Pertemuan yang digelar di Gedung Tyuuoo Sangi-in (kini Gedung Pancasila), Jakarta, itu mengagendakan pengesahan Undang-Undang Dasar, termasuk di dalamnya pengesahan naskah pembukaan atau preambule. Konsep pembukaan UUD ini sebelumnya telah dibahas Panitia Sembilan yang menghasilkan Piagam Jakarta pada 22 Juni 1945.
Meski Piagam Jakarta telah disepakati, pembahasan naskah pembukaan UUD tak serta-merta dengan mudah mencapai kata sepakat. Diskusi masih berlangsung untuk sejumlah perubahan diksi. Salah satunya antara Soekarno, Hatta, dan Oto Iskandardinata, yang mendiskusikan penggunaan kata ”pintu gerbang” dalam alinea kedua pembukaan UUD 1945.
Empat tujuan dari pembentukan pemerintahan Negara Indonesia, yakni melindungi bangsa Indonesia, memajukan kesejahteraan umum, mencerdaskan kehidupan bangsa, hingga kontribusi pada ketertiban dunia.
Setelah mendengarkan masukan dari sejumlah tokoh, pertemuan akhirnya menghasilkan kesepakatan tentang pembukaan UUD. Di dalamnya tercantum empat tujuan dari pembentukan pemerintahan Negara Indonesia, yakni melindungi bangsa Indonesia, memajukan kesejahteraan umum, mencerdaskan kehidupan bangsa, hingga kontribusi pada ketertiban dunia.

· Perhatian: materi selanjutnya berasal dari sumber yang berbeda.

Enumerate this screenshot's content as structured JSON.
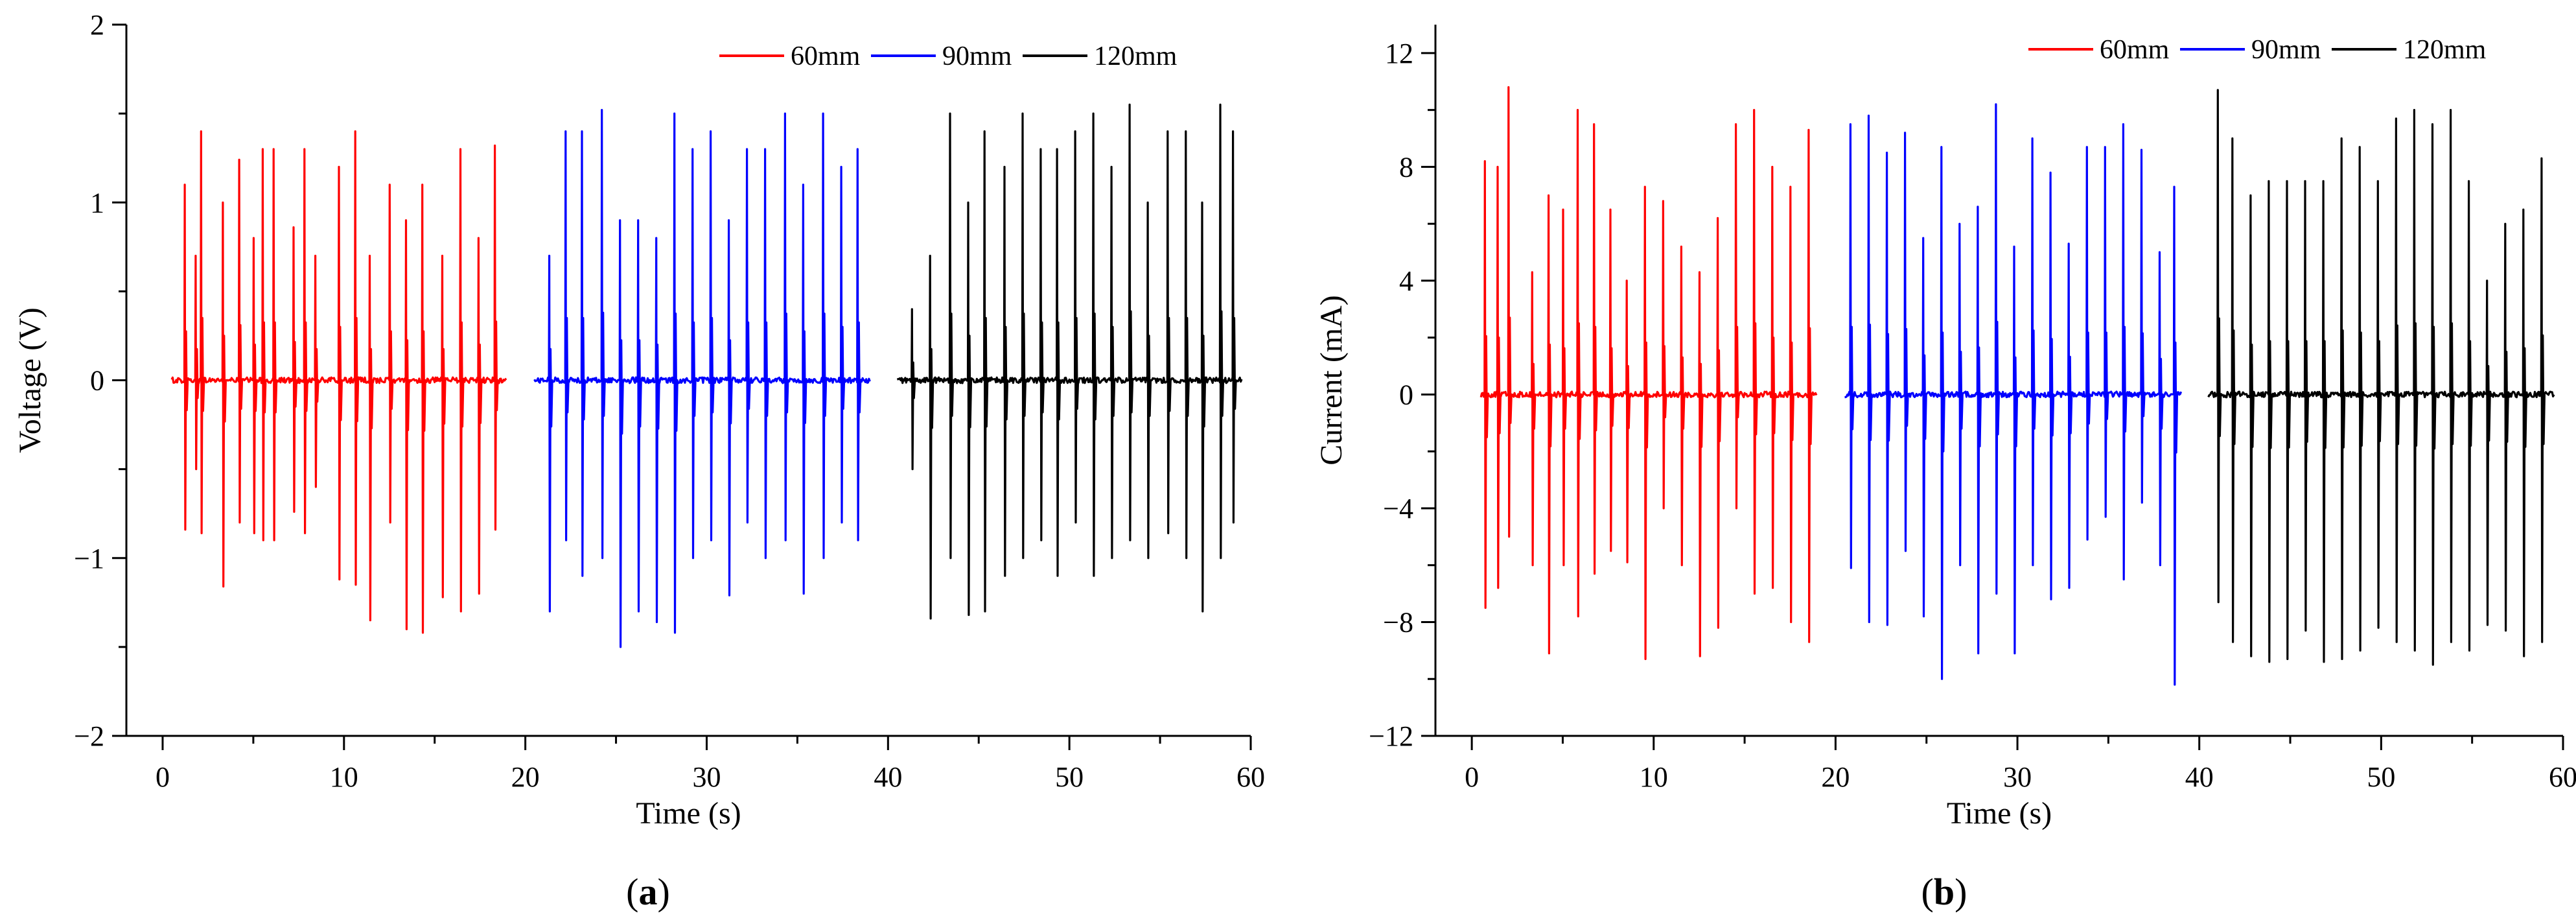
{
  "chart_data": [
    {
      "id": "a",
      "type": "line",
      "panel_label": {
        "open": "(",
        "letter": "a",
        "close": ")"
      },
      "title": "",
      "xlabel": "Time (s)",
      "ylabel": "Voltage (V)",
      "xlim": [
        -2,
        60
      ],
      "ylim": [
        -2,
        2
      ],
      "xticks": [
        0,
        10,
        20,
        30,
        40,
        50,
        60
      ],
      "xtick_labels": [
        "0",
        "10",
        "20",
        "30",
        "40",
        "50",
        "60"
      ],
      "yticks": [
        -2,
        -1,
        0,
        1,
        2
      ],
      "ytick_labels": [
        "−2",
        "−1",
        "0",
        "1",
        "2"
      ],
      "grid": false,
      "legend_position": "top-right",
      "series": [
        {
          "name": "60mm",
          "color": "#ff0000",
          "x_range": [
            0.5,
            19
          ],
          "pulses": [
            {
              "t": 1.2,
              "pos": 1.1,
              "neg": -0.84
            },
            {
              "t": 1.8,
              "pos": 0.7,
              "neg": -0.5
            },
            {
              "t": 2.1,
              "pos": 1.4,
              "neg": -0.86
            },
            {
              "t": 3.3,
              "pos": 1.0,
              "neg": -1.16
            },
            {
              "t": 4.2,
              "pos": 1.24,
              "neg": -0.8
            },
            {
              "t": 5.0,
              "pos": 0.8,
              "neg": -0.86
            },
            {
              "t": 5.5,
              "pos": 1.3,
              "neg": -0.9
            },
            {
              "t": 6.1,
              "pos": 1.3,
              "neg": -0.9
            },
            {
              "t": 7.2,
              "pos": 0.86,
              "neg": -0.74
            },
            {
              "t": 7.8,
              "pos": 1.3,
              "neg": -0.86
            },
            {
              "t": 8.4,
              "pos": 0.7,
              "neg": -0.6
            },
            {
              "t": 9.7,
              "pos": 1.2,
              "neg": -1.12
            },
            {
              "t": 10.6,
              "pos": 1.4,
              "neg": -1.15
            },
            {
              "t": 11.4,
              "pos": 0.7,
              "neg": -1.35
            },
            {
              "t": 12.5,
              "pos": 1.1,
              "neg": -0.8
            },
            {
              "t": 13.4,
              "pos": 0.9,
              "neg": -1.4
            },
            {
              "t": 14.3,
              "pos": 1.1,
              "neg": -1.42
            },
            {
              "t": 15.4,
              "pos": 0.7,
              "neg": -1.22
            },
            {
              "t": 16.4,
              "pos": 1.3,
              "neg": -1.3
            },
            {
              "t": 17.4,
              "pos": 0.8,
              "neg": -1.2
            },
            {
              "t": 18.3,
              "pos": 1.32,
              "neg": -0.84
            }
          ]
        },
        {
          "name": "90mm",
          "color": "#0000ff",
          "x_range": [
            20.5,
            39
          ],
          "pulses": [
            {
              "t": 21.3,
              "pos": 0.7,
              "neg": -1.3
            },
            {
              "t": 22.2,
              "pos": 1.4,
              "neg": -0.9
            },
            {
              "t": 23.1,
              "pos": 1.4,
              "neg": -1.1
            },
            {
              "t": 24.2,
              "pos": 1.52,
              "neg": -1.0
            },
            {
              "t": 25.2,
              "pos": 0.9,
              "neg": -1.5
            },
            {
              "t": 26.2,
              "pos": 0.9,
              "neg": -1.3
            },
            {
              "t": 27.2,
              "pos": 0.8,
              "neg": -1.36
            },
            {
              "t": 28.2,
              "pos": 1.5,
              "neg": -1.42
            },
            {
              "t": 29.2,
              "pos": 1.3,
              "neg": -1.0
            },
            {
              "t": 30.2,
              "pos": 1.4,
              "neg": -0.9
            },
            {
              "t": 31.2,
              "pos": 0.9,
              "neg": -1.21
            },
            {
              "t": 32.2,
              "pos": 1.3,
              "neg": -0.8
            },
            {
              "t": 33.2,
              "pos": 1.3,
              "neg": -1.0
            },
            {
              "t": 34.3,
              "pos": 1.5,
              "neg": -0.9
            },
            {
              "t": 35.3,
              "pos": 1.1,
              "neg": -1.2
            },
            {
              "t": 36.4,
              "pos": 1.5,
              "neg": -1.0
            },
            {
              "t": 37.4,
              "pos": 1.2,
              "neg": -0.8
            },
            {
              "t": 38.3,
              "pos": 1.3,
              "neg": -0.9
            }
          ]
        },
        {
          "name": "120mm",
          "color": "#000000",
          "x_range": [
            40.5,
            59.5
          ],
          "pulses": [
            {
              "t": 41.3,
              "pos": 0.4,
              "neg": -0.5
            },
            {
              "t": 42.3,
              "pos": 0.7,
              "neg": -1.34
            },
            {
              "t": 43.4,
              "pos": 1.5,
              "neg": -1.0
            },
            {
              "t": 44.4,
              "pos": 1.0,
              "neg": -1.32
            },
            {
              "t": 45.3,
              "pos": 1.4,
              "neg": -1.3
            },
            {
              "t": 46.4,
              "pos": 1.2,
              "neg": -1.1
            },
            {
              "t": 47.4,
              "pos": 1.5,
              "neg": -1.0
            },
            {
              "t": 48.4,
              "pos": 1.3,
              "neg": -0.9
            },
            {
              "t": 49.3,
              "pos": 1.3,
              "neg": -1.1
            },
            {
              "t": 50.3,
              "pos": 1.4,
              "neg": -0.8
            },
            {
              "t": 51.3,
              "pos": 1.5,
              "neg": -1.1
            },
            {
              "t": 52.3,
              "pos": 1.2,
              "neg": -1.0
            },
            {
              "t": 53.3,
              "pos": 1.55,
              "neg": -0.9
            },
            {
              "t": 54.3,
              "pos": 1.0,
              "neg": -1.0
            },
            {
              "t": 55.4,
              "pos": 1.4,
              "neg": -0.86
            },
            {
              "t": 56.4,
              "pos": 1.4,
              "neg": -1.0
            },
            {
              "t": 57.3,
              "pos": 1.0,
              "neg": -1.3
            },
            {
              "t": 58.3,
              "pos": 1.55,
              "neg": -1.0
            },
            {
              "t": 59.0,
              "pos": 1.4,
              "neg": -0.8
            }
          ]
        }
      ]
    },
    {
      "id": "b",
      "type": "line",
      "panel_label": {
        "open": "(",
        "letter": "b",
        "close": ")"
      },
      "title": "",
      "xlabel": "Time (s)",
      "ylabel": "Current (mA)",
      "xlim": [
        -2,
        60
      ],
      "ylim": [
        -12,
        13
      ],
      "xticks": [
        0,
        10,
        20,
        30,
        40,
        50,
        60
      ],
      "xtick_labels": [
        "0",
        "10",
        "20",
        "30",
        "40",
        "50",
        "60"
      ],
      "yticks": [
        -12,
        -8,
        -4,
        0,
        4,
        8,
        12
      ],
      "ytick_labels": [
        "−12",
        "−8",
        "−4",
        "0",
        "4",
        "8",
        "12"
      ],
      "grid": false,
      "legend_position": "top-right",
      "series": [
        {
          "name": "60mm",
          "color": "#ff0000",
          "x_range": [
            0.5,
            19
          ],
          "pulses": [
            {
              "t": 0.7,
              "pos": 8.2,
              "neg": -7.5
            },
            {
              "t": 1.4,
              "pos": 8.0,
              "neg": -6.8
            },
            {
              "t": 2.0,
              "pos": 10.8,
              "neg": -5.0
            },
            {
              "t": 3.3,
              "pos": 4.3,
              "neg": -6.0
            },
            {
              "t": 4.2,
              "pos": 7.0,
              "neg": -9.1
            },
            {
              "t": 5.0,
              "pos": 6.5,
              "neg": -6.0
            },
            {
              "t": 5.8,
              "pos": 10.0,
              "neg": -7.8
            },
            {
              "t": 6.7,
              "pos": 9.5,
              "neg": -6.3
            },
            {
              "t": 7.6,
              "pos": 6.5,
              "neg": -5.5
            },
            {
              "t": 8.5,
              "pos": 4.0,
              "neg": -5.9
            },
            {
              "t": 9.5,
              "pos": 7.3,
              "neg": -9.3
            },
            {
              "t": 10.5,
              "pos": 6.8,
              "neg": -4.0
            },
            {
              "t": 11.5,
              "pos": 5.2,
              "neg": -6.0
            },
            {
              "t": 12.5,
              "pos": 4.3,
              "neg": -9.2
            },
            {
              "t": 13.5,
              "pos": 6.2,
              "neg": -8.2
            },
            {
              "t": 14.5,
              "pos": 9.5,
              "neg": -4.0
            },
            {
              "t": 15.5,
              "pos": 10.0,
              "neg": -7.0
            },
            {
              "t": 16.5,
              "pos": 8.0,
              "neg": -6.8
            },
            {
              "t": 17.5,
              "pos": 7.3,
              "neg": -8.0
            },
            {
              "t": 18.5,
              "pos": 9.3,
              "neg": -8.7
            }
          ]
        },
        {
          "name": "90mm",
          "color": "#0000ff",
          "x_range": [
            20.5,
            39
          ],
          "pulses": [
            {
              "t": 20.8,
              "pos": 9.5,
              "neg": -6.1
            },
            {
              "t": 21.8,
              "pos": 9.8,
              "neg": -8.0
            },
            {
              "t": 22.8,
              "pos": 8.5,
              "neg": -8.1
            },
            {
              "t": 23.8,
              "pos": 9.2,
              "neg": -5.5
            },
            {
              "t": 24.8,
              "pos": 5.5,
              "neg": -7.8
            },
            {
              "t": 25.8,
              "pos": 8.7,
              "neg": -10.0
            },
            {
              "t": 26.8,
              "pos": 6.0,
              "neg": -6.0
            },
            {
              "t": 27.8,
              "pos": 6.6,
              "neg": -9.1
            },
            {
              "t": 28.8,
              "pos": 10.2,
              "neg": -7.0
            },
            {
              "t": 29.8,
              "pos": 5.2,
              "neg": -9.1
            },
            {
              "t": 30.8,
              "pos": 9.0,
              "neg": -6.0
            },
            {
              "t": 31.8,
              "pos": 7.8,
              "neg": -7.2
            },
            {
              "t": 32.8,
              "pos": 5.3,
              "neg": -6.8
            },
            {
              "t": 33.8,
              "pos": 8.7,
              "neg": -5.1
            },
            {
              "t": 34.8,
              "pos": 8.7,
              "neg": -4.3
            },
            {
              "t": 35.8,
              "pos": 9.5,
              "neg": -6.5
            },
            {
              "t": 36.8,
              "pos": 8.6,
              "neg": -3.8
            },
            {
              "t": 37.8,
              "pos": 5.0,
              "neg": -6.0
            },
            {
              "t": 38.6,
              "pos": 7.3,
              "neg": -10.2
            }
          ]
        },
        {
          "name": "120mm",
          "color": "#000000",
          "x_range": [
            40.5,
            59.5
          ],
          "pulses": [
            {
              "t": 41.0,
              "pos": 10.7,
              "neg": -7.3
            },
            {
              "t": 41.8,
              "pos": 9.0,
              "neg": -8.7
            },
            {
              "t": 42.8,
              "pos": 7.0,
              "neg": -9.2
            },
            {
              "t": 43.8,
              "pos": 7.5,
              "neg": -9.4
            },
            {
              "t": 44.8,
              "pos": 7.5,
              "neg": -9.3
            },
            {
              "t": 45.8,
              "pos": 7.5,
              "neg": -8.3
            },
            {
              "t": 46.8,
              "pos": 7.5,
              "neg": -9.4
            },
            {
              "t": 47.8,
              "pos": 9.0,
              "neg": -9.3
            },
            {
              "t": 48.8,
              "pos": 8.7,
              "neg": -9.0
            },
            {
              "t": 49.8,
              "pos": 7.5,
              "neg": -8.2
            },
            {
              "t": 50.8,
              "pos": 9.7,
              "neg": -8.7
            },
            {
              "t": 51.8,
              "pos": 10.0,
              "neg": -9.0
            },
            {
              "t": 52.8,
              "pos": 9.5,
              "neg": -9.5
            },
            {
              "t": 53.8,
              "pos": 10.0,
              "neg": -8.7
            },
            {
              "t": 54.8,
              "pos": 7.5,
              "neg": -9.0
            },
            {
              "t": 55.8,
              "pos": 4.0,
              "neg": -8.1
            },
            {
              "t": 56.8,
              "pos": 6.0,
              "neg": -8.3
            },
            {
              "t": 57.8,
              "pos": 6.5,
              "neg": -9.2
            },
            {
              "t": 58.8,
              "pos": 8.3,
              "neg": -8.7
            }
          ]
        }
      ]
    }
  ]
}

Kini, 74 tahun setelah disepakati, Indonesia masih mencoba untuk mencapai empat tujuan kemerdekaan tersebut. Beberapa bidang telah menunjukkan arah yang tepat untuk mencapai tujuan yang diamanatkan. Namun, masih tersisa pekerjaan rumah pada beberapa bidang lainnya untuk mencapai tujuan sesuai pembukaan UUD.
Perlindungan
Capaian sekaligus tantangan terlihat pada tujuan pertama, yakni melindungi segenap bangsa Indonesia dan seluruh tumpah darah Indonesia. Upaya perlindungan salah satunya tecermin dari kesepakatan perdamaian antara Indonesia dan Gerakan Aceh Merdeka pada tahun 2005 silam di Helsinki, Finlandia.
Perlindungan juga diberikan pada sektor tenaga kerja. Di dalam negeri, upaya perlindungan salah satunya terlihat dari penggagalan upaya penyelundupan 114 calon TKI ilegal di Kabupaten Musi Rawas, Sumatera Selatan, tahun 1997. Upaya penyelundupan kala itu juga menyertakan 13 orang anak di bawah umur (Kompas, 13 Oktober 1997).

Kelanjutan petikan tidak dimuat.